No fundo do coração, não queria presentes nem viagens. Queria apenas alguém para abraçar. Alguém que insistisse em saber como estou, que insistisse em querer me ouvir. Que insistisse pacientemente, sem me forçar, mas sem me deixar fugir do abraço. Que não me deixasse fugir, mas que me desse espaço para confessar cada problema no meu tempo...

Olhei outra vez a Violette lá, parada, sozinha. Como estaria seu rosto? Será que ainda chorava? Não... Certo que não. Só conseguia imaginá-la apática, sem emoção, igual àquela Violette-criança ao olhar para o homem que adentrou no quarto. Uma Violette que não queria incomodar ninguém. Que não queria ser vulnerável. Que queria se esconder e tinha medo de se abrir. Uma Violette, que, talvez como eu, queria que alguém quebrasse seu casulo, que a abraçasse e não soltasse, mesmo se não quisesse isso.

Havia a possibilidade de ela não ser assim. Talvez, eu queria apenas que ela fosse como eu. Talvez só queria uma solução de como confortá-la. Mas é que...

Eu vivi aquela dor. A dor do silêncio, da falta de um abraço. De não ser entendido. A dor de, sabendo que eu estava completamente errado, ainda ouvir meus pais reclamando sobre não estar fazendo nada da minha vida. A dor de ouvir deles o julgamento que já repetia exaustivamente para mim mesmo. A raiva que ficava deles com isso, raiva essa que era ainda maior comigo mesmo. Raiva essa que já havia se tornado um ódio, e a única pessoa que podia culpar era o espelho.

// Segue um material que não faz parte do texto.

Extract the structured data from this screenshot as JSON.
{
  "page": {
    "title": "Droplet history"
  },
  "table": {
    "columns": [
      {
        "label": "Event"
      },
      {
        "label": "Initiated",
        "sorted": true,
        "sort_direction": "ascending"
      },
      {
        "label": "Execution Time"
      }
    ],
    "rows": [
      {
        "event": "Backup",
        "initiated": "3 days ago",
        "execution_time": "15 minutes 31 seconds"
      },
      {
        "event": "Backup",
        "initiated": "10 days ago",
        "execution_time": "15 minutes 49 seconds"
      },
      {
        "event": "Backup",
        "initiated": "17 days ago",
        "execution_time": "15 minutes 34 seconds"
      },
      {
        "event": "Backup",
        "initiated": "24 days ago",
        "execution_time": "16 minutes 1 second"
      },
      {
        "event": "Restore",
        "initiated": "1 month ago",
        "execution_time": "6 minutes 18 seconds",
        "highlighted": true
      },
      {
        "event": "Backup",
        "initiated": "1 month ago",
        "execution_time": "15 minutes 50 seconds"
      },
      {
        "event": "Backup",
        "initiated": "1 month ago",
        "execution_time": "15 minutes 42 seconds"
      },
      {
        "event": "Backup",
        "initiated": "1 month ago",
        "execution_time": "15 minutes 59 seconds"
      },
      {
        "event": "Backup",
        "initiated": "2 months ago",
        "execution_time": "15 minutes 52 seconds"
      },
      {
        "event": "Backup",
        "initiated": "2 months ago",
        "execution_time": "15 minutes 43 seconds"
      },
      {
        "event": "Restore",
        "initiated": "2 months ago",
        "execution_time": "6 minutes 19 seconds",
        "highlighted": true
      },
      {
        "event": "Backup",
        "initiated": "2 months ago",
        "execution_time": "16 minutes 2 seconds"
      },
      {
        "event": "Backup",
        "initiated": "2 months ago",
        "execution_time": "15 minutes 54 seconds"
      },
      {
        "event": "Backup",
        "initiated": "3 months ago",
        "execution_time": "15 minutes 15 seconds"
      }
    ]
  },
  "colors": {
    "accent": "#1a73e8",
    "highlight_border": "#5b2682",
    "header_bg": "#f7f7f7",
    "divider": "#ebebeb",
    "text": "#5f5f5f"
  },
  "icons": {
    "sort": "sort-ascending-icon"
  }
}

Suspirei fundo e me levantei. Bati a terra das roupas e caminhei até ela... Consolar alguém, dar esse tratamento privilegiado não faria o Michael do passado ser curado. A ferida em mim não se cicatrizaria com isso. Mas, se ele existisse, estaria orgulhoso de que ao menos tentei dar a alguém tudo que um dia ele mais sonhou. Ele sorriria. Ele ficaria feliz.

E, no fim...

Como eu poderia deixá-la sozinha, quando meu coração sangrava com isso? Era a mulher que me salvou tantas vezes; que, junto de Aithne, se tornou uma espécie de porto seguro nesse mundo de agitações e terrores. Não podia deixá-la sozinha. Seria covardia, ingratidão.

Meus passos somente cessaram ao lado dela. Violette encarava o rio da forma como imaginei: muda e morta, com olhos de cadáver. Tanto olhava para as águas, mas nada realmente vendo.

Da forma como ensaiei diversas vezes na mente, envolvi meu braço por seu ombro e a puxei para mim. Senti o resquício de sua mana em mim explodir em desconforto, como se desejasse que eu a soltasse.

Sim, Viol. Ser vulnerável é doloroso. Permitir que vejam seu sofrimento é como rasgar o peito para verem o coração dentro. Me desculpa por isso, de verdade, mas...

Beijei-lhe a testa. Não a deixaria sozinha, e ficaria ali com ela até que seu coração ficasse melhor. Jamais a cobrarei de me contar qualquer coisa, mas permanecerei ao seu lado.

Depois do beijo, o desconforto dela se tornou mais sensível e incerto. Aos poucos, a mana caótica se acalmou, e senti como se acariciasse cada órgão meu, como um beijo gentil e agradecido. Beijei-lhe a testa outra vez, um sorrisinho se abrindo nos lábios, e toda sua mana se fez quente.

Meu sorriso cresceu, e os olhos dela recuperaram o brilho, um brilho tão lindo que não pude deixar de admirar. Eles eram vivos. Vivos e lindos, o meu par de ametistas que jamais cansaria de admirar.

Ri de levinho, e ela também o fez, antes de mergulhar no meu peito e me abraçar com força, como se me dissesse para nunca mais ir.

Ali, naquele rio frio que molhava nossos sapatos, o mundo se fez quente.